A força que brilha na fraqueza: lidando com a autocomiseração


No início de tudo que conhecemos deste mundo, o Senhor Deus plantou um jardim perfeito e colocou nele o homem e a mulher para que o cultivasse e guardasse, dando uma ordem expressa sobre o único fruto que não deveriam comer. Mas, você já sabe, eles caíram. A queda ocasionou uma verdadeira “quebra” em muitos aspectos. Em Gênesis 3, podemos observar algumas dimensões afetadas pela queda: a dimensão teológica, que consiste na ruptura com o próprio Deus (v. 8 - esconderam-se); a dimensão sociológica, isto é,  ruptura com o próximo (v. 12 - a mulher que me deste); dimensão ecológica, que consiste na ruptura com a criação (v.17 - maldita é a terra por sua causa). Além destas, houve uma ruptura na dimensão psicológica, isto é, do homem consigo mesmo (v. 10 - tive medo, porque estava nu). Tendo em vista este fato, trataremos de um problema que atravessa muitas áreas da nossa vida em decorrência de como o pecado nos afetou em diversos âmbitos: a autocomiseração.
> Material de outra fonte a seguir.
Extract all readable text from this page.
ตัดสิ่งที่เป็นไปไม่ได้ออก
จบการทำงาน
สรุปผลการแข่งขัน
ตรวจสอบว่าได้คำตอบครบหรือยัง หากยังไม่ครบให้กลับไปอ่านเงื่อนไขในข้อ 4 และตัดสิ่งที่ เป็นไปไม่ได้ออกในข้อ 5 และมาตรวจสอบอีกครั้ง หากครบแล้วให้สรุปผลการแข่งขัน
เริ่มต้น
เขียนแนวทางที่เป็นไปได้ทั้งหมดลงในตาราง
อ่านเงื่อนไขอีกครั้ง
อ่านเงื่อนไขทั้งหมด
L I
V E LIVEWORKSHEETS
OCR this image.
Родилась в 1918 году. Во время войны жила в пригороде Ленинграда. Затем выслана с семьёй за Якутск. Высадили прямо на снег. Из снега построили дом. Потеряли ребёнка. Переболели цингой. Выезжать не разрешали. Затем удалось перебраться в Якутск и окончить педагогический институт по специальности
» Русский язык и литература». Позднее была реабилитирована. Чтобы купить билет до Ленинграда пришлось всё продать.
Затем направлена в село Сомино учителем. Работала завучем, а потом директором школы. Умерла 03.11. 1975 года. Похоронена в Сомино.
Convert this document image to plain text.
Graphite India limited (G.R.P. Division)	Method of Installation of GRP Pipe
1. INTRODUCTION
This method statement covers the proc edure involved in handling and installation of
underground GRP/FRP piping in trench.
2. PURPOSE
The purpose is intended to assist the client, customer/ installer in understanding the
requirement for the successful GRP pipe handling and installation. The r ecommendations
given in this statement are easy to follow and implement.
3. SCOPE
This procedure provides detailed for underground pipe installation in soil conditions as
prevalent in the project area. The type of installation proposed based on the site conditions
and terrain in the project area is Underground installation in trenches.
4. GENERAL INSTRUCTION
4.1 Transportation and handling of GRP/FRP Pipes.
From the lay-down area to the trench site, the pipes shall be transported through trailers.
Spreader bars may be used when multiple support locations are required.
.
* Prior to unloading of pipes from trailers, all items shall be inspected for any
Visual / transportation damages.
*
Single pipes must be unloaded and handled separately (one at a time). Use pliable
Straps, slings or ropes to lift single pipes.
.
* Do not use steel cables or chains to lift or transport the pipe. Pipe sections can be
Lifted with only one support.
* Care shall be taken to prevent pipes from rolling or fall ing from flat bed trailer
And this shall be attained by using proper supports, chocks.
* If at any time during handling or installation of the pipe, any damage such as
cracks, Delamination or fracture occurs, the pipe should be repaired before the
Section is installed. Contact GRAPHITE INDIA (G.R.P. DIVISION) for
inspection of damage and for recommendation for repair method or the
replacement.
Autopiedade, pena de si mesmo, compaixão por si. A autocomiseração tem muitos nomes e é uma manifestação do orgulho em nosso coração. Ela parece sacrificial, mas revela nossa busca por reconhecimento em diversos níveis. Este mal nos acomete com frequência, mesmo quando não nos damos conta. É a “resposta do orgulho ao sofrimento”, “a voz do orgulho no coração fraco”. ¹ O pecado do orgulho pode nos envolver de formas multifacetadas, não é à toa que C. S. Lewis o trata como “O grande pecado”. Já pensou em como é difícil detectá-lo em seu próprio coração? A autocomiseração é perigosa especialmente porque mascara o nosso orgulho.

“Não mereço isso”, “Eu mereço admiração porque já sofri o bastante”, “Isso não pode estar acontecendo comigo”, “Tudo poderia ser mais fácil”. Estas são algumas frases típicas da autopiedade que às vezes proferimos e outras vezes pensamos. Falar sobre autocomiseração não é tão simples, tendo em vista a sutilidade com que ela nos afeta. Sua voz ecoa em nossa mente quando algo ruim acontece, quando não temos nossas expectativas atendidas, quando o que planejamos precisa ser adiado ou simplesmente se esfacela. “Esqueça qualquer fagulha de esperança, só te resta sentar, chorar e reclamar!” – grita ela em tom paralisante. A autopiedade nos faz esquecer da soberania de Deus e de suas bênçãos infinitas. Ela diz em alto e bom som que a misericórdia dele é insuficiente.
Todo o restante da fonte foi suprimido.